Neste caso é difícil tergiversar. O rótulo, fato raro, cai realmente como uma luva: o que Lucia Castello Branco faz em "A Falta" é a mais pura e assumida literatura feminina -e de boa qualidade.
O livro se divide em duas partes. Na primeira, que dá nome à obra, uma reunião de pequeninos contos configura, na verdade, uma única história. Sua marca está na loucura que atravessa cada narrativa, loucura real de uma avó, que se reflete nas aflições e nos ódios das filhas ou netas. Todas elas, mulheres que sofrem "a dor de medo de ter medo".
Lucia Castello Branco constrói um universo de absoluta reserva e introspecção, onde se sobressai a busca da filha por uma mãe distante no tempo e no espaço. Mais do que o encontro, em última instância desimportante, reata entre suas figuras o poder das relações arcaicas, subjacentes.
Ao final do conto "Amartia", penúltimo da primeira parte, a narradora afirma, entre parênteses:
"(Assim passou minha mãe: de um jeito breve como só as mães pássaras são capazes de passar. Minha mãe papagaio de seda a voar longe os meus céus e eu de novo menina a saltar por prados e colinas, a colher flores para lançá-las ao longe, a chorar aos soluços para que nunca mais aquele travo na garganta me tornasse a sufocar)".
Para quem não enxergou até essa altura do livro a sombra de autoras que certamente rechearam a "angústia da influência" de Lucia, a segunda parte da obra não deixa margem a dúvidas.
Intitulada "As Assinaladas", compõe-se de sete encontros imaginários da autora com escritoras de grande peso, como Clarice Lispector, Florbela Espanca, Gabriela Llansol, Hilda Hilst, entre outras.
Professora de literatura e ensaísta -já publicou obras como "O Que É Erotismo" e "O Que É Escrita Feminina"-, Lucia utiliza seus conhecimentos para "dialogar" com elas ou simplesmente "frequentar" tais sumidades em seus próprios ambientes.
Assim, por exemplo, em "O Chapéu e o Desamparo", sobre Virginia Woolf, que termina da seguinte forma:
"Uma chuva fina escorria pela vidraça do café, e o chão se cobria aos poucos de uma película de gelo. Essa será para sempre a moldura em que Virginia se desenhará para meus olhos.
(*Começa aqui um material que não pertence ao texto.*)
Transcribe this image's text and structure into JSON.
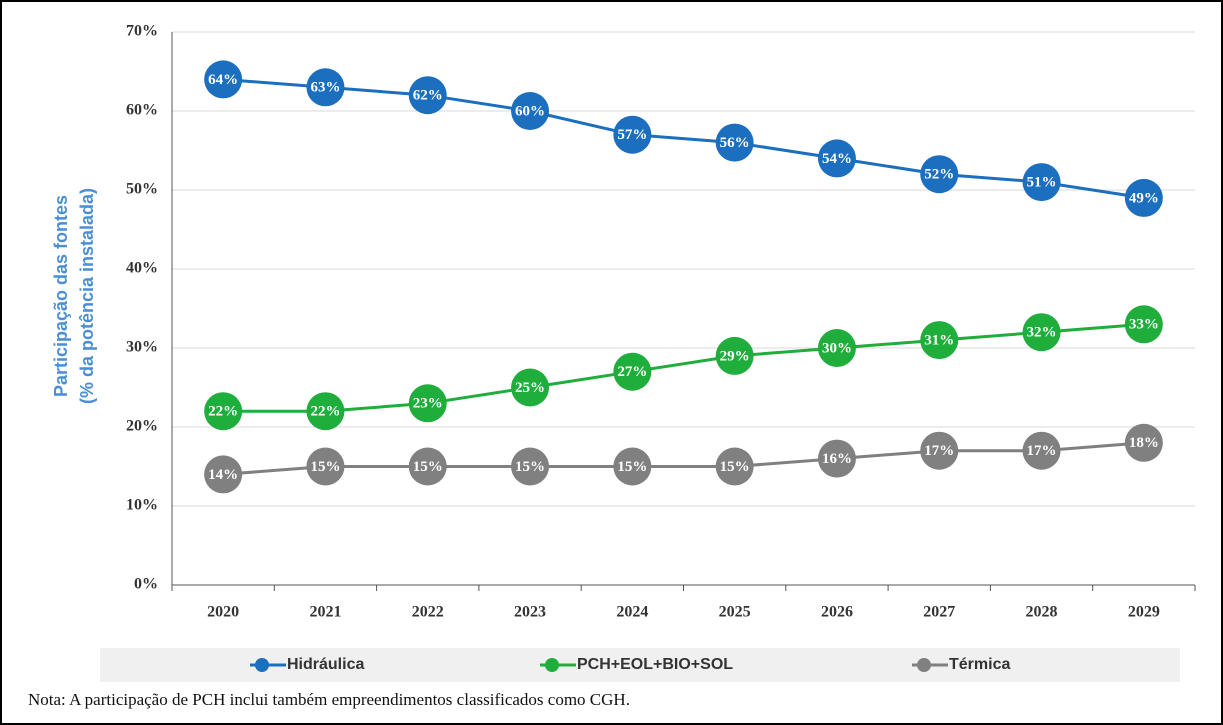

Mesmo que tenha sido eu a primeira a reconhecer seu corpo frágil, alguns dias depois, às margens do Rio Ouse".
Com "A Falta", sua estréia ficcional, é como se Lucia Castello Branco batesse às portas de cada uma dessas predecessoras (seu matriarcado literário, afinal) para pedir-lhes licença, dizendo: "Agora quero entrar no clube de vocês". Certamente, pela maior parte delas, em que pesem prováveis restrições, não seria malvista.